What is a Hardware Security Module?

HSMs are dedicated hardware devices that provide high-security key management for encryption.

Why use HSMs for key management?

HSMs provide the strongest key security because keys never leave the tamper-resistant hardware in unencrypted form.

When are HSMs typically required?

HSM-backed key management is typically required in industries with strict encryption compliance requirements.

Hardware Security Module (HSM)

Administration🟢 Beginner

Definition

In Salesforce Shield Platform Encryption, a dedicated tamper-resistant hardware device used to securely generate, store, and manage encryption keys, providing an additional layer of key security for sensitive data.

Real-World Example

When an admin at Redwood Financial needs to streamline operations, they turn to Hardware Security Module (HSM) to ensure the Salesforce org runs smoothly and securely. They configure Hardware Security Module (HSM) during a scheduled maintenance window, test it in a sandbox first, and then deploy to production. The result is tighter security and a more streamlined experience for all 200 users in the org.

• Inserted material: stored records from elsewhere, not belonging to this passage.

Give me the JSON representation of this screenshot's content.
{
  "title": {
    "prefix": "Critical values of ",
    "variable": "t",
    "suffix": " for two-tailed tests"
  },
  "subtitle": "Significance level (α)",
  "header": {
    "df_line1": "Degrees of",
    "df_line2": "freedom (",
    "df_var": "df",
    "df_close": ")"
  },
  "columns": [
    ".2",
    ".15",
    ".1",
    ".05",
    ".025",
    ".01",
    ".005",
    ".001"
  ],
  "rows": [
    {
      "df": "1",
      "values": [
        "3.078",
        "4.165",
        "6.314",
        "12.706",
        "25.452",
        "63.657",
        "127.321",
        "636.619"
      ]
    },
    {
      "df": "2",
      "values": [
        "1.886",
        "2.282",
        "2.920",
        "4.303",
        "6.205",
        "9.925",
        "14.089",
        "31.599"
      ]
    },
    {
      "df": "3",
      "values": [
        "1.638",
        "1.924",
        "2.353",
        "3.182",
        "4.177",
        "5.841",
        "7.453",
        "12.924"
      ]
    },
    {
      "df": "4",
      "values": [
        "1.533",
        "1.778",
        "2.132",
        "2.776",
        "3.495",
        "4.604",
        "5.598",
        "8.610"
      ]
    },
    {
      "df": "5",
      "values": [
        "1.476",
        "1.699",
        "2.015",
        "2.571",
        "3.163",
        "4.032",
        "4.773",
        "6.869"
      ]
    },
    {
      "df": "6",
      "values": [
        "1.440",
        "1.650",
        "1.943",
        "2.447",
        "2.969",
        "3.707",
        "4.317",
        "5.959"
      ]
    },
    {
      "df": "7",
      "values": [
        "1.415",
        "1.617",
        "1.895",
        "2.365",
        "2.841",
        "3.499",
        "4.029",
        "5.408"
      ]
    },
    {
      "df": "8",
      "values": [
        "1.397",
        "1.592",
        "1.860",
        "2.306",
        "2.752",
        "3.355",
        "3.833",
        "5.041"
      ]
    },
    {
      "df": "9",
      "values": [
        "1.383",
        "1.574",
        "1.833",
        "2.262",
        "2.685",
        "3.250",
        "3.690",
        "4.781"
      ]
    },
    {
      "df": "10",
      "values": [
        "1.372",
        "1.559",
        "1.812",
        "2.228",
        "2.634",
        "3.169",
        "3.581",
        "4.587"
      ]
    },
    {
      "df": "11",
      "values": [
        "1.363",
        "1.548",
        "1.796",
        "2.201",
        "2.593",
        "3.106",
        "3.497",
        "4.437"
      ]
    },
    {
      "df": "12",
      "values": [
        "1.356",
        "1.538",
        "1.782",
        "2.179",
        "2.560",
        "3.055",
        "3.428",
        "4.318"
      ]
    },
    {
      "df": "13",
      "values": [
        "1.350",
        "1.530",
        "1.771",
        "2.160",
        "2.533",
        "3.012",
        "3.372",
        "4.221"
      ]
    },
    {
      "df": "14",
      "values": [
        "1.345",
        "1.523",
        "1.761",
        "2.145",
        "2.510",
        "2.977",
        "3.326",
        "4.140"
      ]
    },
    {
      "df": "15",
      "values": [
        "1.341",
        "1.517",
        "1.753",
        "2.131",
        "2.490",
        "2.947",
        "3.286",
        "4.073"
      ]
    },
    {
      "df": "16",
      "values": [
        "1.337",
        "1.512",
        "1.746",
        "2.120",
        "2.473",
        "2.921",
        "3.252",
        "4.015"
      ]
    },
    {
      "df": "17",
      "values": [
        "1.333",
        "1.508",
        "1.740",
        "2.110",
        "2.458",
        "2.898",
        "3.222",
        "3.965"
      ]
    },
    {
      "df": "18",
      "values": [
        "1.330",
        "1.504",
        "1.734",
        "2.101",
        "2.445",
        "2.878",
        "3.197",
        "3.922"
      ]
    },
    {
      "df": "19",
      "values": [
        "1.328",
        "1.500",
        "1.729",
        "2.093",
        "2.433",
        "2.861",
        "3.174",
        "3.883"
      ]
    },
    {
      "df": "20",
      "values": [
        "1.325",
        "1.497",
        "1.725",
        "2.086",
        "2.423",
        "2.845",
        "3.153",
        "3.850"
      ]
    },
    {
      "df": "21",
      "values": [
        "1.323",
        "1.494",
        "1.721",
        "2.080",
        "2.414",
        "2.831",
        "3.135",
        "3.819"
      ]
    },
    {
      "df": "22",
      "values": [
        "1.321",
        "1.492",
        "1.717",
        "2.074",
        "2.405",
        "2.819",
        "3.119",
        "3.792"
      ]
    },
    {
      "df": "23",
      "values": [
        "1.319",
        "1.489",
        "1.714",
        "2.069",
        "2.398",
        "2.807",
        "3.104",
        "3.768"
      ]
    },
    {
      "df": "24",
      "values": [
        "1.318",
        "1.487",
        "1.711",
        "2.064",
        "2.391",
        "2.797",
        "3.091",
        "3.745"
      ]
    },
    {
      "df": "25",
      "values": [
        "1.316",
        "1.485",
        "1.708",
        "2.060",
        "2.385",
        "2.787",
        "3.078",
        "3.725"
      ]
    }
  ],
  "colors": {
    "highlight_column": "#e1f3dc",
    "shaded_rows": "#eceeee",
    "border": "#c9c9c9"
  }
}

Why Hardware Security Module (HSM) Matters

In Salesforce Shield Platform Encryption, a Hardware Security Module (HSM) is a dedicated tamper-resistant hardware device used to securely generate, store, and manage encryption keys. HSMs provide an additional layer of key security beyond software-based approaches because the cryptographic operations happen inside the tamper-resistant hardware, and the keys never leave the device in unencrypted form. This makes HSMs the gold standard for high-security key management.

HSMs matter most in the most security-sensitive environments: financial services, government, healthcare, and any organization with strict compliance requirements around encryption key handling. For Salesforce Shield Platform Encryption, HSMs come into play with customer-managed keys (BYOK), where the customer's external key management system uses HSMs to generate and store the keys. The Salesforce platform itself uses HSMs internally for its key management infrastructure. For most organizations, the HSM details are abstracted away by the key management system; what matters is whether your compliance program requires HSM-backed key handling.

How Organizations Use Hardware Security Module (HSM)

•Coastal Health — Uses BYOK with HSM-backed key generation in their external KMS to satisfy HIPAA's strict key handling requirements.
•Redwood Financial — Requires HSM-backed key management for all encryption used with customer financial data, following banking regulator guidance.
•ShieldGuard Security — Documents whether each part of their key management infrastructure uses HSM-backed keys as part of their compliance evidence.